According to WaterAid’s recent assessment of WASH facilities in Primary Healthcare Centres (PHCs) conducted in its six focal states in Nigeria – Bauchi, Benue, Enugu, Ekiti, Jigawa and Plateau – 21.1 per cent of the facilities assessed did not have at least one toilet facility.
Also, none of them met the National Primary Health Care Development Agency (NPHCDA) minimum standard of separate toilet facilities for males and females, as well separate toilet facilities for staff and patients.
Only 27.6 per cent of the 242 PHCs assessed met NPHCDA minimum standard of access to a motorised borehole. Across the six states, only 49 (20.2 per cent) of the PHCs had handwashing facilities in toilet facilities. Handwashing facilities were observed in delivery rooms in only 133 (54.9 per cent) of the facilities assessed. The ward and consulting rooms had handwashing facilities in 64 (26.4 per cent) and 74 (30.5 per cent) of the facilities respectively, suggesting poor hygiene practices in the health centres.
WaterAid Nigeria Country Director, Dr. Michael Ojo, said: “For the first time in history, more than half of the world’s population are now living in towns and cities. By 2050, that’s expected to rise to two-thirds. But for many, particularly the poor, they’re arriving or being born in overcrowded and rapidly expanding slums which lack safe, private toilets and clean water sources.
“This World Toilet Day, we are calling on our leaders to deliver on their promises to meet the UN’s Global Goal 6 to bring water and sanitation to all, because everyone – no matter where they live – deserves affordable access to these life essentials.
To mark the recent World Toilet Day, WaterAid Nigeria has called on the Federal Government to keep its promise to deliver universal access to sanitation, according to a release issued in Abuja by WaterAid Nigeria Communications & Campaigns Manager, Oluseyi Abdulmalik.

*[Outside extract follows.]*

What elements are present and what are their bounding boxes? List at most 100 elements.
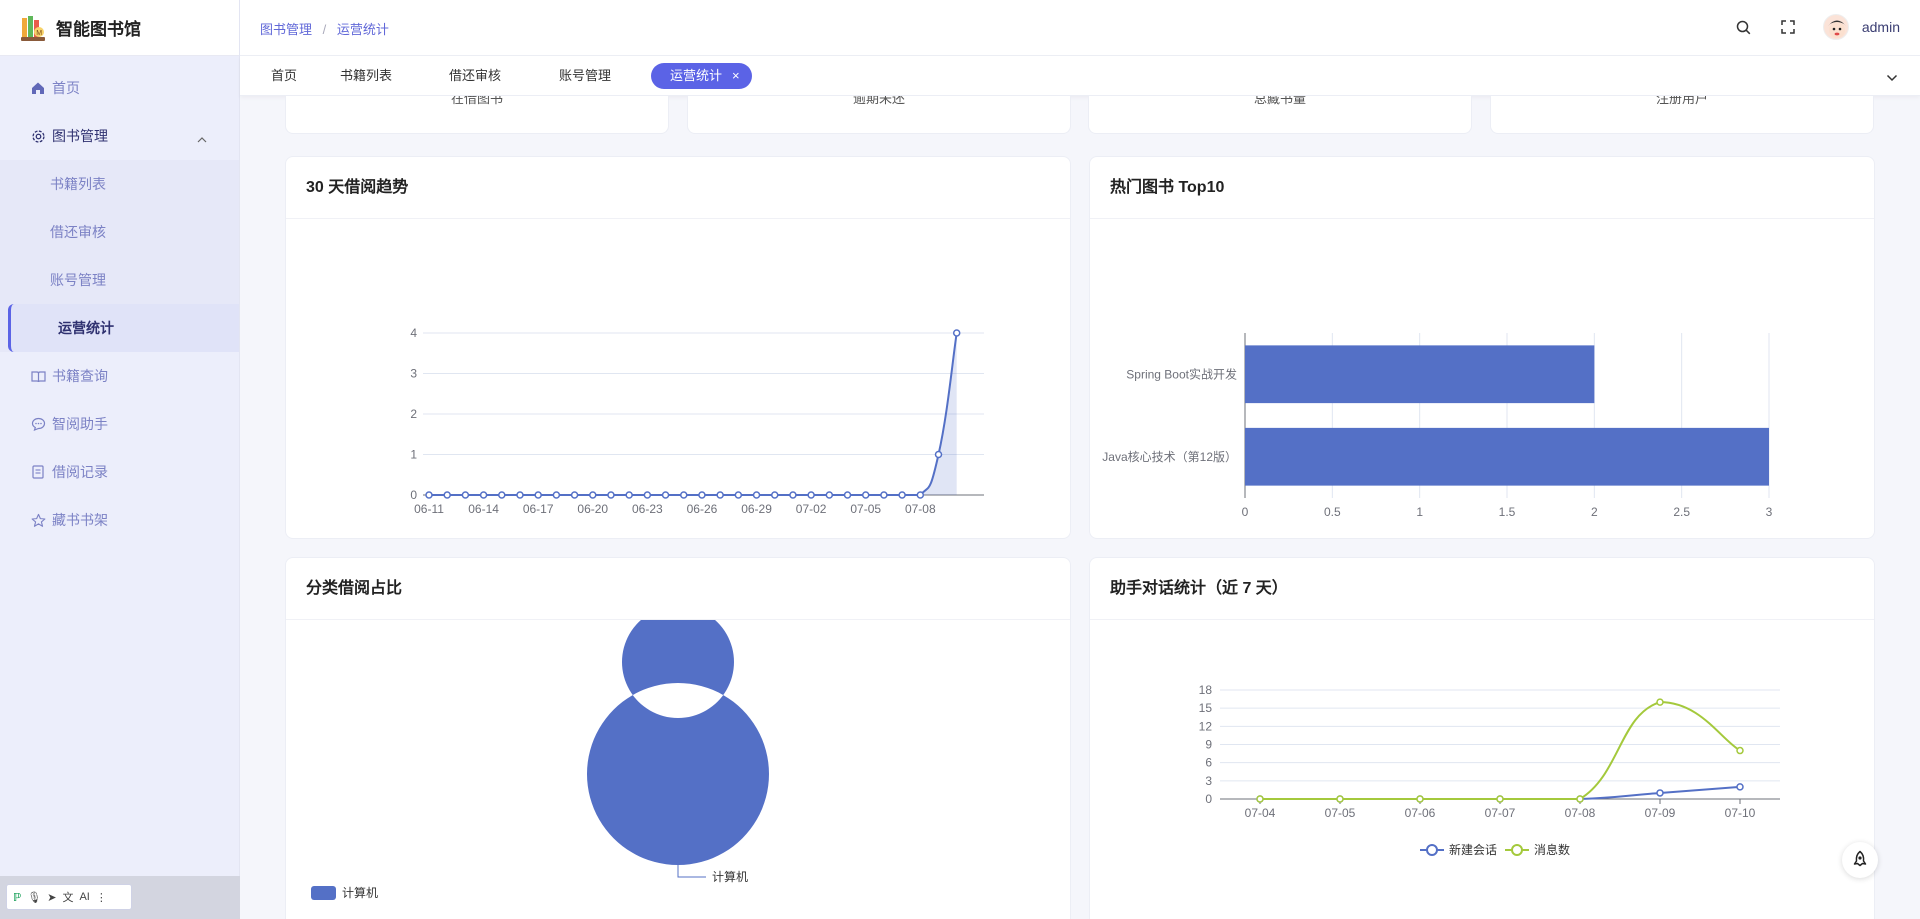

The non-governmental watchdog made the call following the release of new analysis showing that Nigeria ranks third in the world and worst in sub-Saharan Africa for having the most urban-dwellers living without a safe, private toilet.
WaterAid is calling for everyone living in urban areas, including slums, to be reached with a toilet to ensure public health is protected; more money, better targeted and spent, from governments and donors on sanitation, clean water and hygiene for the urban poor
The organisation also called for coordination from all actors in the sanitation chain including governments, city planners, NGOs, the private sector, informal service providers and citizens; and for sanitation workers to be given the respect they deserve with stable employment, safety and decent pay. Without them healthy communities and cities are impossible.
It also enjoined the Nigerian Government to ensure that schools, healthcare facilities and birthing centres have safe toilets, clean running water and functional handwashing facilities, to reduce maternal, newborn and child deaths and strengthen children’s ability to attend school.
It also sought for WASH to be positioned as a crucial contributor to health and for policy makers and health sector stakeholders to become aware of the link and crucial role that sanitation plays in improving child survival rates and health outcomes
To the organisation there is need for the inclusion of water, sanitation and hygiene into health plans, policies and programming and especially in plans to address under-nutrition and acute malnutrition.